Et si vous étiez le moindre mal?

Il ne vous reste plus que quelques millions pour vivre. Vous pensez à cet autre milliardaire, un homme immoral, devenu après vous la plus grande fortune du monde. Votre pouvoir d’influence a disparu en même temps que votre fortune. Vous êtes maintenant impuissant. Qu’allez vous faire si d’autres milliardaires utilisent leur fortune à mauvais escient? L’impact de vos dons s’en trouverait potentiellement anéanti et le monde n’en serait que plus polarisé. Au final, peut-être auriez vous dû simplement garder votre fortune jusqu’à la fin de votre vie, et utiliser l’influence qu’elle vous conférait pour essayer de faire avancer les choses, lentement, mais sûrement. 

Sauvons les super riches

Voilà selon moi un aperçu, extrêmement caricatural, de quelques problèmes auxquels les super riches font face. Que fait un être humain face à des problèmes qui le dépasse? Il procrastine et se focalise sur ce qu’il maîtrise. Que maîtrisent les super riches? Faire de l’argent. Quelle est la conséquence? Une augmentation de leur fortune et par conséquent des inégalités. Je n’ai pas la prétention d’être dans la tête des super riches, et peut-être sont-ils une espèce à part après tout – aisément capable de trouver des solutions à des choix cornéliens. Mon égo me pousse cependant à croire que leurs facultés mentales ne sont pas à des années-lumières des miennes. Les dilemmes évoqués plus haut sont uniquement les premiers qui me sont venus à l’esprit. Il en existe probablement beaucoup d’autres. Le monde des super riches, comme celui des plus démunis, regorge d’autres complexités matérielles et psychologiques que je ne connaîtrai jamais. Ces barrières, connues et inconnues, ne diminuent en rien la responsabilité des super riches vis-à-vis de la société, mais montrent que laisser nos espoirs reposer sur eux est vain. Ils sont trop humains, trop limités pour briser seuls leurs chaînes.  

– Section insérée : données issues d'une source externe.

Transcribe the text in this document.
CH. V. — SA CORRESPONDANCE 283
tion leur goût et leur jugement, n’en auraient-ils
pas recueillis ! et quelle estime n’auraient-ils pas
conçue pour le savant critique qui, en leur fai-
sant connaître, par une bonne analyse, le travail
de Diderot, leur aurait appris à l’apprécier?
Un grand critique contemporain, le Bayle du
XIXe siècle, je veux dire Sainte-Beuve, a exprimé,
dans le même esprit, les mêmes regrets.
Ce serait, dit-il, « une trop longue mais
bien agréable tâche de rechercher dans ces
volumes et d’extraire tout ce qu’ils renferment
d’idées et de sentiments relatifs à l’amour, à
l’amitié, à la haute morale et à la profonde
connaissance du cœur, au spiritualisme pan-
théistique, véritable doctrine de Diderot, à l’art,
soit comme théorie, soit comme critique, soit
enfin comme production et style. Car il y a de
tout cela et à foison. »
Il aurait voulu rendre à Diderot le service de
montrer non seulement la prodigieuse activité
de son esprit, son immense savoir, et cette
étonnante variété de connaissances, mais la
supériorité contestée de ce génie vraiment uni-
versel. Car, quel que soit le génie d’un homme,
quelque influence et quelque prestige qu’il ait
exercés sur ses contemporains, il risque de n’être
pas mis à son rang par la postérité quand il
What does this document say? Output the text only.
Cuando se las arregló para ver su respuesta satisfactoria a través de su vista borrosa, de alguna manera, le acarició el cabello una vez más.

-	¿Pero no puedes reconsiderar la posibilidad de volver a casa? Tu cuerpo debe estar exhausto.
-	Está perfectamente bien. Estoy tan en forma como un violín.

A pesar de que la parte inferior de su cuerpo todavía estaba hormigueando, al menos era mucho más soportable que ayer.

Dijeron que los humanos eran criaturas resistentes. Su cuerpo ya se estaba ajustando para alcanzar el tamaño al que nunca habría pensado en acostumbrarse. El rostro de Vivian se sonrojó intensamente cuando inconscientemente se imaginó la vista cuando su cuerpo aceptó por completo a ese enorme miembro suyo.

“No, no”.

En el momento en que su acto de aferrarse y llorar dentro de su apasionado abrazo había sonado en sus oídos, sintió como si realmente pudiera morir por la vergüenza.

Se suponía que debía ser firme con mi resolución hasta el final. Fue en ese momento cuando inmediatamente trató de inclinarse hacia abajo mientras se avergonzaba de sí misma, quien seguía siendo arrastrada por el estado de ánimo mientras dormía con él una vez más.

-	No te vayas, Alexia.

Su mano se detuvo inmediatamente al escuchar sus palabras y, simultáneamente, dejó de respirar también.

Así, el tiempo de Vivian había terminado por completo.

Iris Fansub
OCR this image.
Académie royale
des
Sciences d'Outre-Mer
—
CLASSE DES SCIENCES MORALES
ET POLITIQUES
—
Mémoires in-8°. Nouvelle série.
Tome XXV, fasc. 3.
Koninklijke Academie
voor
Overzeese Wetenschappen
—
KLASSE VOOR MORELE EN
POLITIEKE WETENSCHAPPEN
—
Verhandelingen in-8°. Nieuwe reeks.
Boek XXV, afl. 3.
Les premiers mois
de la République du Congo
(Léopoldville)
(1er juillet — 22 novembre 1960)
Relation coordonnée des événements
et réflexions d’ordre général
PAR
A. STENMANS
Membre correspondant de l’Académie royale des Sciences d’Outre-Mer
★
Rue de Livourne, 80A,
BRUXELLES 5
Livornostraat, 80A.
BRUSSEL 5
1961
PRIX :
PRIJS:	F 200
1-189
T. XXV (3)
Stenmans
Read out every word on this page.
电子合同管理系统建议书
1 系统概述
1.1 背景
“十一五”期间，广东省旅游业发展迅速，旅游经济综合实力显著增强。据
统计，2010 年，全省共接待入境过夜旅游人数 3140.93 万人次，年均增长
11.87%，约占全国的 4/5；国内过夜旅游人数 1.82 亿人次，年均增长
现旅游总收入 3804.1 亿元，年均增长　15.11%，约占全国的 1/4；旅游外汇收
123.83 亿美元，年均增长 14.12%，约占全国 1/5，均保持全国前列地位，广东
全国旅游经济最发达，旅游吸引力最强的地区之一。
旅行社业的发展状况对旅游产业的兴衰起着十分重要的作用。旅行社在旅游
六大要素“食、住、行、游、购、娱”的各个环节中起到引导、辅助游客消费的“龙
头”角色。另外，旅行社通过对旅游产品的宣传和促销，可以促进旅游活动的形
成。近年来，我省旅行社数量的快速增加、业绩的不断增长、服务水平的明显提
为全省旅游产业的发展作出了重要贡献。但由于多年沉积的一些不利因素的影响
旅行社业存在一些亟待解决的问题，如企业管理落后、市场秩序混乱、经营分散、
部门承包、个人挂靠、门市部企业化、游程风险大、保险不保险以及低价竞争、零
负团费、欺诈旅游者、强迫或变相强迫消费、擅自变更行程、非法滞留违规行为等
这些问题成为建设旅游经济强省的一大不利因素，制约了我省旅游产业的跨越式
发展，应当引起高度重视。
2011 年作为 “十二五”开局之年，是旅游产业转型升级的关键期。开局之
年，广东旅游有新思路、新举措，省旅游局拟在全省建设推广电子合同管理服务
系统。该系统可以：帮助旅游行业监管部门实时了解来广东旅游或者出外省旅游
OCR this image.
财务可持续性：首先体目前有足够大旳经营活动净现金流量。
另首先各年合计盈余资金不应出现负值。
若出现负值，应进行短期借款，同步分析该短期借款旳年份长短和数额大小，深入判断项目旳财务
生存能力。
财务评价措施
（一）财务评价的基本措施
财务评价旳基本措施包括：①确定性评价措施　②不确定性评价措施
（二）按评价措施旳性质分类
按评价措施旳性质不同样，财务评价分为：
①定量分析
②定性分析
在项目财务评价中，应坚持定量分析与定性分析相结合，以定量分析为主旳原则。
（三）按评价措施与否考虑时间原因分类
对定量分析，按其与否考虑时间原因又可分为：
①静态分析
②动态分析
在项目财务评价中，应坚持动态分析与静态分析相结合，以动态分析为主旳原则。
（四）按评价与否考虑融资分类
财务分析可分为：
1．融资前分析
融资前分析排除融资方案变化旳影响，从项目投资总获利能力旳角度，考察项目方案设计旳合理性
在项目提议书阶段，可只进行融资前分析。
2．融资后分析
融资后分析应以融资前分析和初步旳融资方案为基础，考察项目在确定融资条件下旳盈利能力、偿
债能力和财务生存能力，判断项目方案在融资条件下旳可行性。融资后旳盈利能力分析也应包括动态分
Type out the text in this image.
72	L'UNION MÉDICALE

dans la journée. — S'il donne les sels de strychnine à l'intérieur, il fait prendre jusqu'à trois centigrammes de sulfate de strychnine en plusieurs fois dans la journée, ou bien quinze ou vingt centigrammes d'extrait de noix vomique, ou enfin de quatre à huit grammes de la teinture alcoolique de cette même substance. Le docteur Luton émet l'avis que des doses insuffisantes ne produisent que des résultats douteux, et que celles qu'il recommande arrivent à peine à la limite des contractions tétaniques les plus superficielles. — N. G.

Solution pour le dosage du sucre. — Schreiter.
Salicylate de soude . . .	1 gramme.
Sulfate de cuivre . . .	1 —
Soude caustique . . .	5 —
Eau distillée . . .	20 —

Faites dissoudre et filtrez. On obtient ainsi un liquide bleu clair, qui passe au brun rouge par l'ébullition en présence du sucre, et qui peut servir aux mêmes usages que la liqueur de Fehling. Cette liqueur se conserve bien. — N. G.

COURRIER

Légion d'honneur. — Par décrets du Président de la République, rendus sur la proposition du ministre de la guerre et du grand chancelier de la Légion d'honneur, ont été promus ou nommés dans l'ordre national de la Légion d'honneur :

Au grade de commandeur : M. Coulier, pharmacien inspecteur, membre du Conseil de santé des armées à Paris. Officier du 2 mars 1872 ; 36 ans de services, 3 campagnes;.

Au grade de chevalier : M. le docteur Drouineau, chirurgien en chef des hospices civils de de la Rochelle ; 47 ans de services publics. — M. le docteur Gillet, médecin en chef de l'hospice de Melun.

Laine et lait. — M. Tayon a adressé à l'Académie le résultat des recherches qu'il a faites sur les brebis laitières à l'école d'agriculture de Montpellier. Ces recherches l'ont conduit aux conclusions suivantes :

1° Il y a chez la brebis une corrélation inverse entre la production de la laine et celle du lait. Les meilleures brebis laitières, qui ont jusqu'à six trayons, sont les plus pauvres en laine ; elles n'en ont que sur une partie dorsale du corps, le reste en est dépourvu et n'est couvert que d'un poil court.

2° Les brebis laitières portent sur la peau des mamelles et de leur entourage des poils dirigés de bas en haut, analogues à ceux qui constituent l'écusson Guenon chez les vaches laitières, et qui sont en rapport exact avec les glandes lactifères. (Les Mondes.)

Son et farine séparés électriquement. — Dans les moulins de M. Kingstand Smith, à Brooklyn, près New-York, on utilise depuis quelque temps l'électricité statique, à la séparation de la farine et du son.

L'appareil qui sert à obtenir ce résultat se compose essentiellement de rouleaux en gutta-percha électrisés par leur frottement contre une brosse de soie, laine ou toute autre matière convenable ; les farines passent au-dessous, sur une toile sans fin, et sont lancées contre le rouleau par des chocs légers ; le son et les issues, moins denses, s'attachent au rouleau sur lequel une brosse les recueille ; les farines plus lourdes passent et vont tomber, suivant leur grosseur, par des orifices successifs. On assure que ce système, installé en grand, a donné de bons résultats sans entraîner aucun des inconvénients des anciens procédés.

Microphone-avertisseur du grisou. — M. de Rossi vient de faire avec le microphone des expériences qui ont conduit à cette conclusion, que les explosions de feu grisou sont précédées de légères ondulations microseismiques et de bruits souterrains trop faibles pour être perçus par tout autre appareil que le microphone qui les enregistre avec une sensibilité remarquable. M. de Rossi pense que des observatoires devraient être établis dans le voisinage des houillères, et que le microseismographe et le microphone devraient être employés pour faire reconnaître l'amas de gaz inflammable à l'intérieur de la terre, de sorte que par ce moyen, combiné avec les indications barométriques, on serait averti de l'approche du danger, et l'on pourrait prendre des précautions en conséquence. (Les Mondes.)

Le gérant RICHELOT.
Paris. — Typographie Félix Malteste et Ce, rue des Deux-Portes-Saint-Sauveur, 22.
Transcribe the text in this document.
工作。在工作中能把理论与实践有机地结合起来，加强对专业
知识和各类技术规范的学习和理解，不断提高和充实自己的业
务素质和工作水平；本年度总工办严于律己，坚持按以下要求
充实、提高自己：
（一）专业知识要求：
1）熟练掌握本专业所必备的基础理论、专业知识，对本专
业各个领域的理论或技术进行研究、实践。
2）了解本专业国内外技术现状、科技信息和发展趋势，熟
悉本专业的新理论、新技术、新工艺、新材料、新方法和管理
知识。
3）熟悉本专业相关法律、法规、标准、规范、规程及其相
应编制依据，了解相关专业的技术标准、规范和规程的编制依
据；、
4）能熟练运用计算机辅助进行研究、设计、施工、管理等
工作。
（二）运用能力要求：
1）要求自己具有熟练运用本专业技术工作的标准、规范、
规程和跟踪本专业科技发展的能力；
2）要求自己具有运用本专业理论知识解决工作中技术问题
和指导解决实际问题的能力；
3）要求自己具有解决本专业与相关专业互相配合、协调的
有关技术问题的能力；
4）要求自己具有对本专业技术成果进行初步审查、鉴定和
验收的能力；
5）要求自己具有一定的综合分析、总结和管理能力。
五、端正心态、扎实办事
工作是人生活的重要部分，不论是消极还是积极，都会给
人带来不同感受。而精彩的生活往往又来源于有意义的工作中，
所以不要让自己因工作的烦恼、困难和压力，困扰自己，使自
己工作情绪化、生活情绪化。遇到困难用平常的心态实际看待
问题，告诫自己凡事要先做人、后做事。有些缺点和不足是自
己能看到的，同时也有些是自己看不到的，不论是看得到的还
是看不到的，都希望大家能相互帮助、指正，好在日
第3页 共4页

Aucun être humain n’aurait probablement dû avoir autant de responsabilité sur ses épaules en premier lieu. Mais le fait est que la situation est ainsi, à nous donc d’agir. Un feu qui s’échappe d’une maison voisine n’est pas notre faute, mais l’empêcher d’incinérer tout le quartier n’en reste pas moins notre responsabilité. De la même manière, nous ne choisissons pas la société dans laquelle nous naissons. Mais c’est notre responsabilité de changer sa structure pour que de telles inégalités ne puissent exister dans le futur. Les réformes que nécessite un tel changement de structure ne doivent selon moi pas être prises en opposition aux plus riches, mais avec eux. Nous pourrons toujours faire les comptes plus tard. Aussi simpliste soit-elle, cette manière de considérer notre rapport aux plus fortunés a selon moi le mérite de nous donner un but commun en tant que société. Un but pour lequel les plus riches troqueraient leur fortune en échange d’un sens concret à leur vie et où nous retrouverions un pouvoir plus grand sur nos vie en échange de notre part de responsabilité. Ce n’est qu’en nous unissant que l’on pourra selon moi inverser la balance…de manière relativement pacifique du moins.